Pani Katarzyna cierpi na raka mózgu, a szpitale przekładają jej operację
Pani Katarzyna Piekielna, 40-letnia pracowniczka Miejskiego Ośrodka Pomocy Społecznej w Łodzi w lipcu zeszłego roku usłyszała straszną diagnozę. Kobieta cierpi na raka mózgu i wymaga pilnej operacji, tymczasem szpitale już kilkukrotnie przekładały terminy zabiegu, bez wskazania nowej daty operacji. Najpierw pacjentkę z niczym i to trzykrotnie odprawił szpital w Bydgoszczy, a następnie taki sam los spotkał ją w Zgierzu. Wszystkiemu winna jest pandemia koronawirusa, której skutkiem jest między innymi ograniczenie działalności służby zdrowia, zwłaszcza w placówkach, które są przekształcane w szpitale covidowe. - Poczułam się olana, to był bardzo duży dyskomfort, tym bardziej, że nie byłam jedyną pacjentką w tym dniu. Przyjeżdżali tam starsi ludzie i tak samo byli zdezorientowani. Nie było, do kogo zadzwonić i kogo zapytać się o to, co dalej. Nikt nawet nie powiedział nam przepraszam – tak o wizycie w szpitalu w Bydgoszczy opowiada reporterom programu "UWAGA!" TVN pani Katarzyna Piekielna.
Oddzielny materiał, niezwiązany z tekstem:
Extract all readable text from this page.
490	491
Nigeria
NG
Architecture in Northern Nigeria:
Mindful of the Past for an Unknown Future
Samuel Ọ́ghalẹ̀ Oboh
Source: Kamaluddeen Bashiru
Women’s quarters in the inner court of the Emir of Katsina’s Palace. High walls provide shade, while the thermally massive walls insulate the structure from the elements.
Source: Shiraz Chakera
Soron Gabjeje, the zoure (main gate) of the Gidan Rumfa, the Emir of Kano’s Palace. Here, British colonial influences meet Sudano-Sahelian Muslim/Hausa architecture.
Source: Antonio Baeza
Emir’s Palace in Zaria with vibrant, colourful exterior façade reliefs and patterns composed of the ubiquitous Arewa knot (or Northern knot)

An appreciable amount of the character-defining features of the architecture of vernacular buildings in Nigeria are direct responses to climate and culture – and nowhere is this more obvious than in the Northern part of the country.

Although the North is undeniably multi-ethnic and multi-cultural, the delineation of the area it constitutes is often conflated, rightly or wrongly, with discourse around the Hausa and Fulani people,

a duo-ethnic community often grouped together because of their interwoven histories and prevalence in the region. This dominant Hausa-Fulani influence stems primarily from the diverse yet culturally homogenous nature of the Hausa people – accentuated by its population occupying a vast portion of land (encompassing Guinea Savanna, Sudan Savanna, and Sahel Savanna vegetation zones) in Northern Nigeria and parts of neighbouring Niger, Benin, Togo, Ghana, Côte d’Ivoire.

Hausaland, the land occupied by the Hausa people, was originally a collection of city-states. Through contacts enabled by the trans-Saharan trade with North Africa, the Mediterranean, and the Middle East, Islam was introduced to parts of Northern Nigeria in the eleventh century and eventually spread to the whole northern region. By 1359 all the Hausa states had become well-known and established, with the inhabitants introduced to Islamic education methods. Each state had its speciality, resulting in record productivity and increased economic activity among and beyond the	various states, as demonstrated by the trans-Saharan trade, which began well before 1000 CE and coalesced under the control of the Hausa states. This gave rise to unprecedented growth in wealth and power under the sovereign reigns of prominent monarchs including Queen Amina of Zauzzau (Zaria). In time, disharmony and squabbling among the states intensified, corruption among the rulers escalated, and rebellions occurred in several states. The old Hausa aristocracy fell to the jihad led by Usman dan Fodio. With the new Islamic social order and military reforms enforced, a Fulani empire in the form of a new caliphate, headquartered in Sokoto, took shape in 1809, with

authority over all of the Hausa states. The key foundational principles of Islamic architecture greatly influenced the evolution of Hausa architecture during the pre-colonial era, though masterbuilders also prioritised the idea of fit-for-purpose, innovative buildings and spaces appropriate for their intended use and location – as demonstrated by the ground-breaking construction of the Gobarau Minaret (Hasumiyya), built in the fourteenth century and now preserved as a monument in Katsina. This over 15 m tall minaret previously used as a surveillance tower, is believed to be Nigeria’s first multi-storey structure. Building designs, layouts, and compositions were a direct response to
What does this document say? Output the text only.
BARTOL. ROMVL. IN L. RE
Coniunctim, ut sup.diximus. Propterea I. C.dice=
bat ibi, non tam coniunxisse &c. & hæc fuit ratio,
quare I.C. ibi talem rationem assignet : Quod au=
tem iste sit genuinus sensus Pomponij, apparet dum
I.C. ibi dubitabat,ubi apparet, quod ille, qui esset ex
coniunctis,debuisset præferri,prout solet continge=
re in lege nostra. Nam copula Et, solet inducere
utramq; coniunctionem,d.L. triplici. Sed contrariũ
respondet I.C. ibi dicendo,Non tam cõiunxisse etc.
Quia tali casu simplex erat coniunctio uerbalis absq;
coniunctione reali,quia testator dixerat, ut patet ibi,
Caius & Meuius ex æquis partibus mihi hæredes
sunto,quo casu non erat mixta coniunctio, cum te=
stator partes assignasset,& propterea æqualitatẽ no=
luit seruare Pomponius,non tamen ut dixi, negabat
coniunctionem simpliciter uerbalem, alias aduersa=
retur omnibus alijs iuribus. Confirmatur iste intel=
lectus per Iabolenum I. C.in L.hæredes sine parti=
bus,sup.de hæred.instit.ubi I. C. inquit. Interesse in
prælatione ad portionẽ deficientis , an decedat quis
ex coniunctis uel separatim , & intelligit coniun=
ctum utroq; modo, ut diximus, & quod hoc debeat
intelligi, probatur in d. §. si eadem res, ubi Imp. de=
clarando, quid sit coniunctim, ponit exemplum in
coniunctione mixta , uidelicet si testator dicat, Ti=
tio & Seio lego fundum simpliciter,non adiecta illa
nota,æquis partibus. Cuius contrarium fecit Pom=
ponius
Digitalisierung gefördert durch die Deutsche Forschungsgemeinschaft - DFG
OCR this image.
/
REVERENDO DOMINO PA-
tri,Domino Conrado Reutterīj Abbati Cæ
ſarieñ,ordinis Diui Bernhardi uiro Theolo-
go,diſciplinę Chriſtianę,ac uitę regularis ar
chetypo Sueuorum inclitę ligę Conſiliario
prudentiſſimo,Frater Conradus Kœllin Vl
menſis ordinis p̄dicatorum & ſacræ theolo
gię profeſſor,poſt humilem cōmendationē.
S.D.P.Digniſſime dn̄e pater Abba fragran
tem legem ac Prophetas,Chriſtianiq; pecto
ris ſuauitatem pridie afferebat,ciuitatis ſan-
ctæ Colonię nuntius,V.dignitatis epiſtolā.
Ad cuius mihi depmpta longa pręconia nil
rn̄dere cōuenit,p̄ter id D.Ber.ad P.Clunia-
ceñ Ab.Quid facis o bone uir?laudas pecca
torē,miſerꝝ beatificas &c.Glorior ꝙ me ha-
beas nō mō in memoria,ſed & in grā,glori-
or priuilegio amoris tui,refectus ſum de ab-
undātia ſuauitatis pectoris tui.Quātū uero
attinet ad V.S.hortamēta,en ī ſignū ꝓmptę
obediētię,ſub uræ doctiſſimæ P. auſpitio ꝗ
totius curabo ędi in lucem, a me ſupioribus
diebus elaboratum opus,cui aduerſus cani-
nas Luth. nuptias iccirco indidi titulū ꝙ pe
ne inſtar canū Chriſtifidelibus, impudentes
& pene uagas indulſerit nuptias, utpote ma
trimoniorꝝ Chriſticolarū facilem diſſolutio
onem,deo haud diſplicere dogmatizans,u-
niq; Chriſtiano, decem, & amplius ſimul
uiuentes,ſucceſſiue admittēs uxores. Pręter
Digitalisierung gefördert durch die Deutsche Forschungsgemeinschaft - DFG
PRZECZYTAJ: Łódź. Maleńka Martynka nie może dłużej czekać. Za miesiąc stanie się coś strasznego
O sprawie pani Katarzyny został poinformowany oddział Narodowego Funduszu Zdrowia w Łodzi, który obiecał pomoc w znalezieniu placówki mogącej podjąć się operacji pacjentki. 40-latka twierdzi jednak, że jej przypadek jest na tyle trudny, że zabieg może być przeprowadzony tylko przez jednego z kilku specjalistów-neurochirurgów w Polsce, dlatego kobieta woli poczekać, aż szpital w Zgierzu zostanie "odmrożony". Tym bardziej, że prawdopodobnie stanie się to szybciej, niż trwałoby zakończenie procedur w NFZ oraz znalezienie terminu u kolejnego lekarza, który miałby zająć się pacjentką. - Mam wielkie pretensje do rządu, do zarządzających i to bym chciała wyrazić bardzo głośno. Chciałabym, żeby znalazł się prawnik, który wziąłby sprawę wszystkich ludzi, którzy zostali w takiej sytuacji jak ja i wystosował pozew zbiorowy o narażanie naszego życia i naszego zdrowia, bo taka jest prawda. Pacjenci są podzieleni na ważnych i nieważnych. Nie mówi się o tym, ilu pacjentów zmarło, nie doczekawszy na pomoc. Gdyby chodziło tylko o mnie, to nie wiem, czy byśmy ten program robili. To są jednak tysiące pacjentów, którzy są w takiej sytuacji jak ja, gdzie przekłada się operacje, bo są mniej ważne. Wychodzi na to, że jak nie mam Covidu, tylko raka, to mogę sobie umrzeć - powiedziała w programie "UWAGA!" pani Katarzyna.